变分模态分解结合深度迁移学习诊断机械故障

针对机械故障振动信号在变工况条件下的特征提取与智能诊断问题，该研究提出了一种将变分模态分解（Variational Mode Decomposition，VMD）的优化算法与深度迁移学习（Deep Transfer Learning，DTL）模型相结合的故障诊断方法。首先，通过多种群差分进化（Multiple Population Differential Evolution，MPDE）算法和包络熵适应度函数来优化VMD，以解决VMD中本征模态函数分解个数k和惩罚因子α难以自适应确定的问题，再将VMD分解后的本征模态函数根据平均峭度准则进行重构，重构信号经过连续小波变换后获取信号时频特征。然后在深度残差网络（Deep Residual Network，ResNet）的基础上，将ResNet网络与迁移学习（Transfer Learning，TL）模型进行结合，采用边缘分布自适应方法缩小机械故障信号源域数据集与目标域数据集之间的差异，构建出适合于变工况条件下的机械故障诊断深度迁移学习模型。最后，在4个不同工况条件下的滚动轴承试验数据集中，将所提出的MPDE-VMD+DTL的故障诊断方法与传统BP神经网络、ResNet卷积神经网络和迁移成分分析进行对比。结果表明，该研究的MPDE-VMD+DTL方法诊断精度达到84.36%，BP、ResNet和迁移成分分析方法的诊断精度分别为23.60%、71.63%和19.68%，均低于该研究方法。MPDE-VMD +DTL方法实现了在不同工况下的端到端机械故障智能诊断，同时具有较好的泛化能力和鲁棒性。

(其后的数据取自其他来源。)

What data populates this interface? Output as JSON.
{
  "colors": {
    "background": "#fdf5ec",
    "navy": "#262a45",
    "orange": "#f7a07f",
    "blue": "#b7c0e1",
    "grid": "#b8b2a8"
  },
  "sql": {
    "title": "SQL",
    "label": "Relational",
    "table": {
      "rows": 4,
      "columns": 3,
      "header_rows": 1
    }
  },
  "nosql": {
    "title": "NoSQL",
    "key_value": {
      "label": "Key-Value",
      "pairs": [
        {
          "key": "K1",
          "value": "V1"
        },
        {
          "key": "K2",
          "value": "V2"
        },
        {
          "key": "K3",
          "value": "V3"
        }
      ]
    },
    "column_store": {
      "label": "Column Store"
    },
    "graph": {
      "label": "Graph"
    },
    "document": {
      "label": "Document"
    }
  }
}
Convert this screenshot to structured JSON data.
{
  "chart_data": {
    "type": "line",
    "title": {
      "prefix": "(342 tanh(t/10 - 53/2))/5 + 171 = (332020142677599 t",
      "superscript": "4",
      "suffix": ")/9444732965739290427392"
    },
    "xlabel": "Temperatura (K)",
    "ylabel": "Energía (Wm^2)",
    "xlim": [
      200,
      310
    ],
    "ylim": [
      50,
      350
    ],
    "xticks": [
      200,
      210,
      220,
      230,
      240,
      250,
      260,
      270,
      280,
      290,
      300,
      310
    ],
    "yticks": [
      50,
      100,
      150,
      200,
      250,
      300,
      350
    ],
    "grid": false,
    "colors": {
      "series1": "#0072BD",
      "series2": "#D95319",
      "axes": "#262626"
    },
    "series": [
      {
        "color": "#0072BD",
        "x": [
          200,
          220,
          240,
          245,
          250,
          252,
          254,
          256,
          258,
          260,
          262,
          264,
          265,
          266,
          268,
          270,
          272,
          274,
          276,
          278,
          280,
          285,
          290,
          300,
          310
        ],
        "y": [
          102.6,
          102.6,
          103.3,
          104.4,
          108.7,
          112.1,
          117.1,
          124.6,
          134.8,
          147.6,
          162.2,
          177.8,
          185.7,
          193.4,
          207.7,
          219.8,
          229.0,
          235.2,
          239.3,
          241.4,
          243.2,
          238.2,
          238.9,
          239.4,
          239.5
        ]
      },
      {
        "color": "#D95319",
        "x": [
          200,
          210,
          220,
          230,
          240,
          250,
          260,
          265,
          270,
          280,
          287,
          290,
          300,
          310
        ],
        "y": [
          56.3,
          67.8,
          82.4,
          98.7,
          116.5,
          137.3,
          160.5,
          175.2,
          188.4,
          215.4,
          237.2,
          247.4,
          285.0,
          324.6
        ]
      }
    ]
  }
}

Mechanical fault diagnosis based on variational mode decomposition combined with deep transfer learning

Abstract: In practice, mechanical equipments usually working with the variable speed and load, and the vibration signal of the equipments is nonlinear and nonstationary. The traditional fault diagnosis methods are prone to misdiagnosis or missed diagnosis. In order to solve the problem of feature extraction and intelligent diagnosis of mechanical fault vibration signal under variable working conditions, a fault diagnosis method combining optimized Variational Mode Decomposition (VMD) and Deep Transfer Learning(DTL) was proposed in this paper. First, Multiple Population Differential Evolution (MPDE) algorithm and envelope entropy fitness function were used to optimize VMD to solve the problem that the decomposition number k and penalty factor α were difficult to be determined adaptively. Second, the intrinsic mode functions of VMD decomposition were reconstructed according to the average kurtosis criterion. Continuous wavelet transform was used to process the reconstructed signal, and the time-frequency characteristics of the reconstructed signal were obtained. Third, combining the Residual Network (ResNet) with Transfer Learning (TL) model, the edge distribution adaptive method was used to reduce the difference between the source domain data set and the target domain data set of mechanical fault signal, and a deep transfer learning model for mechanical fault diagnosis under variable working conditions was constructed. Finally, the MPDE-VMD+DTL method was compared with the traditional BP neural network, ResNet convolution neural network and transfer component analysis (TCA) in different rolling bearing experimental datasets which contained CWRU, XJTU-SY, IMS and MCVN dataset. The results showed that the accuracy of fault diagnosis of MPDE-VMD+DTL method was 84.36%, and that of the BP neural network, ResNet and TCA were 23.60%, 71.63% and 19.68% respectively. MPDE-VMD+DTL method realized the end-to-end mechanical fault intelligent diagnosis under different working conditions, and had good generalization ability and robustness.